His career was marked by significant news events, including his coverage of a plane crash on November 11, 1965. Nourse distinguished himself further by being the sole Utah television reporter to travel to Vietnam during the war. He returned in 1997 to gain insight into the Vietnamese perspective on Americans and their involvement in the conflict.
Nourse tackled other major stories, such as the Ted Bundy murder trial, the Hi-Fi murders in Ogden, the Mark Hofmann forgeries and murders, and the tragic events surrounding John Singer, a fundamentalist polygamist who was shot and killed by law enforcement and whose family launched a retaliatory attack nine years later.
Among the highlights of his illustrious career were two unforgettable moments during the 2002 Winter Olympic Games. Nourse and Wimmer traveled to Greece to accompany the torch to Utah. Nourse himself was chosen as one of the torchbearers. This moment touched him deeply and brought him great honor.

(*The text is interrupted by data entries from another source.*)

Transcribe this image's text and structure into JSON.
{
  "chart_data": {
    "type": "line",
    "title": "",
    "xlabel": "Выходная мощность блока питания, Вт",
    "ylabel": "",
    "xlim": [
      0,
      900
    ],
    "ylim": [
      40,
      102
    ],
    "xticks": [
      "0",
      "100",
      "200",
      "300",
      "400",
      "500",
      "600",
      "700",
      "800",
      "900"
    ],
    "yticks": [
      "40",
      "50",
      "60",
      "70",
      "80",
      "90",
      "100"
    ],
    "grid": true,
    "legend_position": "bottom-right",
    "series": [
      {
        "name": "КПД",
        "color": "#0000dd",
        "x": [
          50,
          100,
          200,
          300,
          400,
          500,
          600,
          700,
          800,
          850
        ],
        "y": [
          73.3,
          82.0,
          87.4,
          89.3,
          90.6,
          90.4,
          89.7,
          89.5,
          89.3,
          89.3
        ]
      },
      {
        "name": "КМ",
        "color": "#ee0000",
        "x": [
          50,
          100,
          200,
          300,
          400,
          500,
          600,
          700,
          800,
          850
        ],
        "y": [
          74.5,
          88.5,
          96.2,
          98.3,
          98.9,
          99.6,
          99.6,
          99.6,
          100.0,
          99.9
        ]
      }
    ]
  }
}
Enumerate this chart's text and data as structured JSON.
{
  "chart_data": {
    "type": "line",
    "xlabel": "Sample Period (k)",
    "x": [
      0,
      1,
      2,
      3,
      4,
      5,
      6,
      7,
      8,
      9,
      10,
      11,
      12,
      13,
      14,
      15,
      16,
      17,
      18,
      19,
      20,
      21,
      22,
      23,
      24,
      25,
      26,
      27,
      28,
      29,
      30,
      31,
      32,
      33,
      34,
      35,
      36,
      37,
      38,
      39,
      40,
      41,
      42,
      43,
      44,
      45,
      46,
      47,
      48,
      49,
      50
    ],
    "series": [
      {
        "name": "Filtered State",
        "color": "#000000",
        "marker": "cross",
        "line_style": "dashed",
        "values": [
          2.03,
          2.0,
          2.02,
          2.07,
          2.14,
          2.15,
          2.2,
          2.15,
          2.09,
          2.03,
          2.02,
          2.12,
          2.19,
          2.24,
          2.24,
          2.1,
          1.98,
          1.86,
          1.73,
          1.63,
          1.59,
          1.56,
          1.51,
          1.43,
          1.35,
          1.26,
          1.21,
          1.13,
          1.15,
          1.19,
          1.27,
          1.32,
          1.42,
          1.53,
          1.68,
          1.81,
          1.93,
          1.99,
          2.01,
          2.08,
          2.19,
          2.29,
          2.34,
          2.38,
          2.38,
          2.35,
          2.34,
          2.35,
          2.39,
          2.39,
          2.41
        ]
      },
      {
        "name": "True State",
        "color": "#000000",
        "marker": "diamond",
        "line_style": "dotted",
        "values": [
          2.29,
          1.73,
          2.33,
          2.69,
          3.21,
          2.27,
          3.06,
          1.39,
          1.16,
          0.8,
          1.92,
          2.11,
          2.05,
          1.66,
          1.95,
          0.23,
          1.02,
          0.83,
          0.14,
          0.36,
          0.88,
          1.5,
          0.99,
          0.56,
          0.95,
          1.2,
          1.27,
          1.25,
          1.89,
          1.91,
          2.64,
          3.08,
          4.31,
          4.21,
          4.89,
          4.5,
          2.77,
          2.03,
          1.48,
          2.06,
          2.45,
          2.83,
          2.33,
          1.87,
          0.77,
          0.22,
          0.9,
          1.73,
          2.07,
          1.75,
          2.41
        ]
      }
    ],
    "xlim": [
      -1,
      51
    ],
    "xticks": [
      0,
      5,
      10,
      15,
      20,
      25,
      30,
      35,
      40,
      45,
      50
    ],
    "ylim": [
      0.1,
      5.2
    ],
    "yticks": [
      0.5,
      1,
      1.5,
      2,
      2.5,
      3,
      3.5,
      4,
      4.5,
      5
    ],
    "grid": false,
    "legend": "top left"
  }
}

Beyond his professional achievements, Nourse demonstrated incredible resilience as a three-time cancer survivor. In 1980, he received a devastating diagnosis of non-Hodgkin’s lymphoma. Despite the physical and emotional toll, he underwent chemotherapy treatments and lost weight and his hair, but he never lost his fighting spirit. Nourse returned to work, sharing his journey with tears in his eyes and a catch in his throat. The support and camaraderie he received from his KSL colleagues fueled his determination to overcome the disease.
During his recovery, Nourse spoke candidly with his co-anchor, Shelley Thomas, about the profound impact of his experience. He emphasized the importance of cherishing life and the realization that comes with facing a cancer diagnosis at a relatively young age. Nourse, who had just turned 40 then, reflected on the fear and the realization that he still wanted to accomplish so many things. He made a firm decision to conquer his illness. He became an inspiration to others in their own battles with cancer.

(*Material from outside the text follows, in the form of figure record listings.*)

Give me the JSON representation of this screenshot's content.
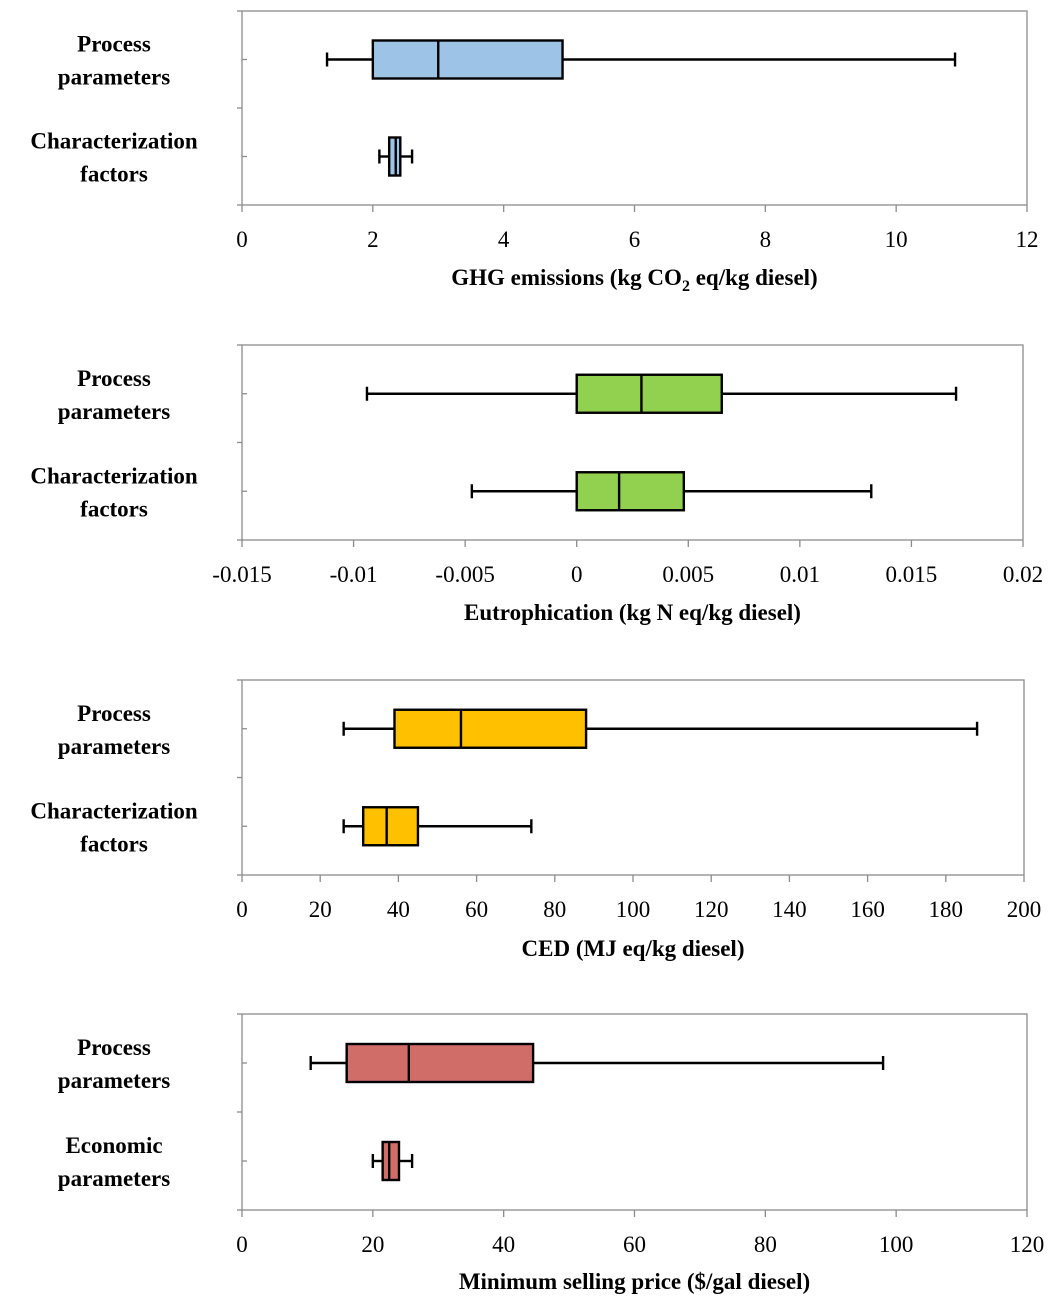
{
  "chart_data": [
    {
      "type": "box",
      "title": "",
      "xlabel": "GHG emissions (kg CO",
      "xlabel_sub": "2",
      "xlabel_rest": " eq/kg diesel)",
      "xlim": [
        0,
        12
      ],
      "xticks": [
        0,
        2,
        4,
        6,
        8,
        10,
        12
      ],
      "xtick_labels": [
        "0",
        "2",
        "4",
        "6",
        "8",
        "10",
        "12"
      ],
      "color": "#9DC3E6",
      "grid": false,
      "boxes": [
        {
          "label_lines": [
            "Process",
            "parameters"
          ],
          "min": 1.3,
          "q1": 2.0,
          "median": 3.0,
          "q3": 4.9,
          "max": 10.9
        },
        {
          "label_lines": [
            "Characterization",
            "factors"
          ],
          "min": 2.1,
          "q1": 2.25,
          "median": 2.35,
          "q3": 2.42,
          "max": 2.6
        }
      ]
    },
    {
      "type": "box",
      "title": "",
      "xlabel": "Eutrophication (kg N eq/kg diesel)",
      "xlim": [
        -0.015,
        0.02
      ],
      "xticks": [
        -0.015,
        -0.01,
        -0.005,
        0,
        0.005,
        0.01,
        0.015,
        0.02
      ],
      "xtick_labels": [
        "-0.015",
        "-0.01",
        "-0.005",
        "0",
        "0.005",
        "0.01",
        "0.015",
        "0.02"
      ],
      "color": "#92D050",
      "grid": false,
      "boxes": [
        {
          "label_lines": [
            "Process",
            "parameters"
          ],
          "min": -0.0094,
          "q1": 0.0,
          "median": 0.0029,
          "q3": 0.0065,
          "max": 0.017
        },
        {
          "label_lines": [
            "Characterization",
            "factors"
          ],
          "min": -0.0047,
          "q1": 0.0,
          "median": 0.0019,
          "q3": 0.0048,
          "max": 0.0132
        }
      ]
    },
    {
      "type": "box",
      "title": "",
      "xlabel": "CED (MJ eq/kg diesel)",
      "xlim": [
        0,
        200
      ],
      "xticks": [
        0,
        20,
        40,
        60,
        80,
        100,
        120,
        140,
        160,
        180,
        200
      ],
      "xtick_labels": [
        "0",
        "20",
        "40",
        "60",
        "80",
        "100",
        "120",
        "140",
        "160",
        "180",
        "200"
      ],
      "color": "#FFC000",
      "grid": false,
      "boxes": [
        {
          "label_lines": [
            "Process",
            "parameters"
          ],
          "min": 26,
          "q1": 39,
          "median": 56,
          "q3": 88,
          "max": 188
        },
        {
          "label_lines": [
            "Characterization",
            "factors"
          ],
          "min": 26,
          "q1": 31,
          "median": 37,
          "q3": 45,
          "max": 74
        }
      ]
    },
    {
      "type": "box",
      "title": "",
      "xlabel": "Minimum selling price ($/gal diesel)",
      "xlim": [
        0,
        120
      ],
      "xticks": [
        0,
        20,
        40,
        60,
        80,
        100,
        120
      ],
      "xtick_labels": [
        "0",
        "20",
        "40",
        "60",
        "80",
        "100",
        "120"
      ],
      "color": "#D06D69",
      "grid": false,
      "boxes": [
        {
          "label_lines": [
            "Process",
            "parameters"
          ],
          "min": 10.5,
          "q1": 16,
          "median": 25.5,
          "q3": 44.5,
          "max": 98
        },
        {
          "label_lines": [
            "Economic",
            "parameters"
          ],
          "min": 20,
          "q1": 21.5,
          "median": 22.5,
          "q3": 24,
          "max": 26
        }
      ]
    }
  ]
}
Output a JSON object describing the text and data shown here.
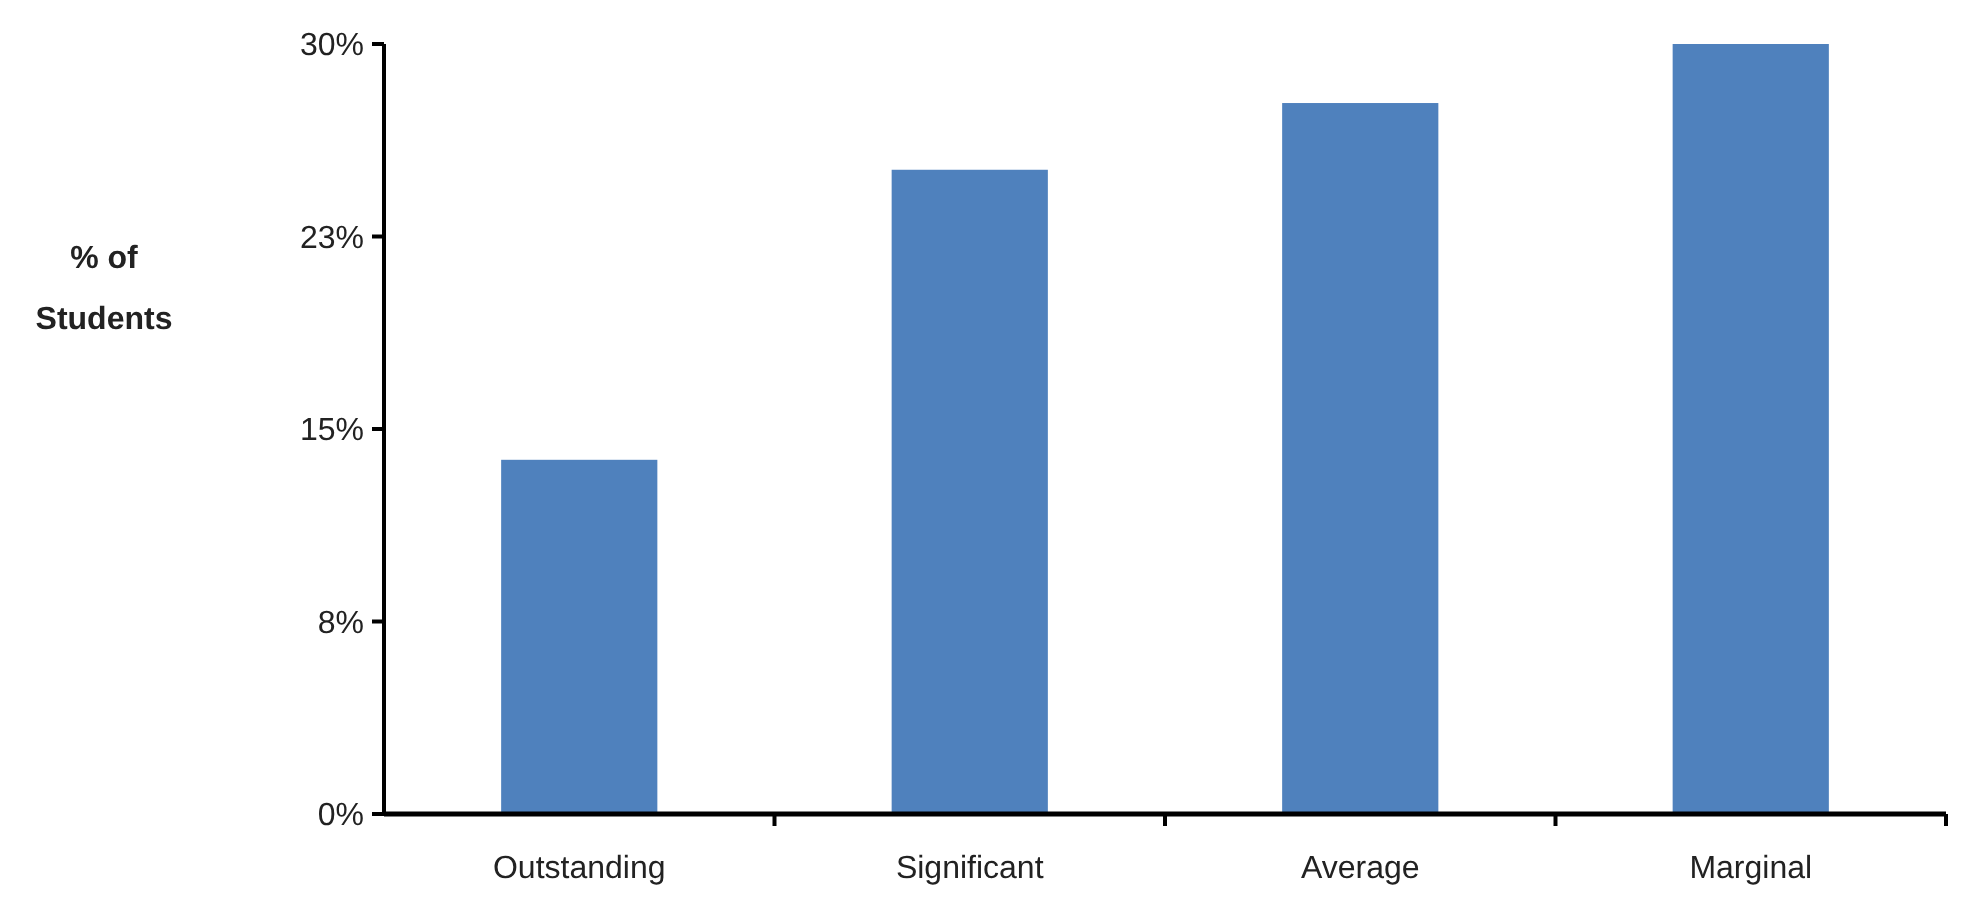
{
  "chart_data": {
    "type": "bar",
    "ylabel": "% of Students",
    "categories": [
      "Outstanding",
      "Significant",
      "Average",
      "Marginal"
    ],
    "values": [
      13.8,
      25.1,
      27.7,
      30
    ],
    "color": "#4f81bd",
    "ylim": [
      0,
      30
    ],
    "yticks": [
      {
        "value": 0,
        "label": "0%"
      },
      {
        "value": 7.5,
        "label": "8%"
      },
      {
        "value": 15,
        "label": "15%"
      },
      {
        "value": 22.5,
        "label": "23%"
      },
      {
        "value": 30,
        "label": "30%"
      }
    ],
    "grid": false
  }
}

For decades, Nourse dedicated himself to the fight against cancer, pouring his heart and soul into raising awareness and supporting those affected. He cheered on countless individuals who reached out to him upon learning of their own cancer diagnoses. In a remarkable display of solidarity, he even wore those iconic little yellow shorts during a newscast to honor a viewer’s pledge to donate an additional $50 to the American Cancer Society.
While Nourse was undoubtedly a broadcast legend, he was also a cherished friend to many. He possessed a larger-than-life persona, but he always made it a point to connect with people personally, sharing his own struggles to remind everyone that he was just like them.
The passing of Dick Nourse leaves a void in the world of television news. Still, his memory will continue to live on through the countless lives he touched and the enduring impact he made. His dedication, professionalism, and unwavering spirit will inspire those in the industry and beyond.
We bid farewell to a true icon, a beloved figure who graced our screens for over four decades. Rest in peace, Dick Nourse. Your voice and legacy will never be forgotten.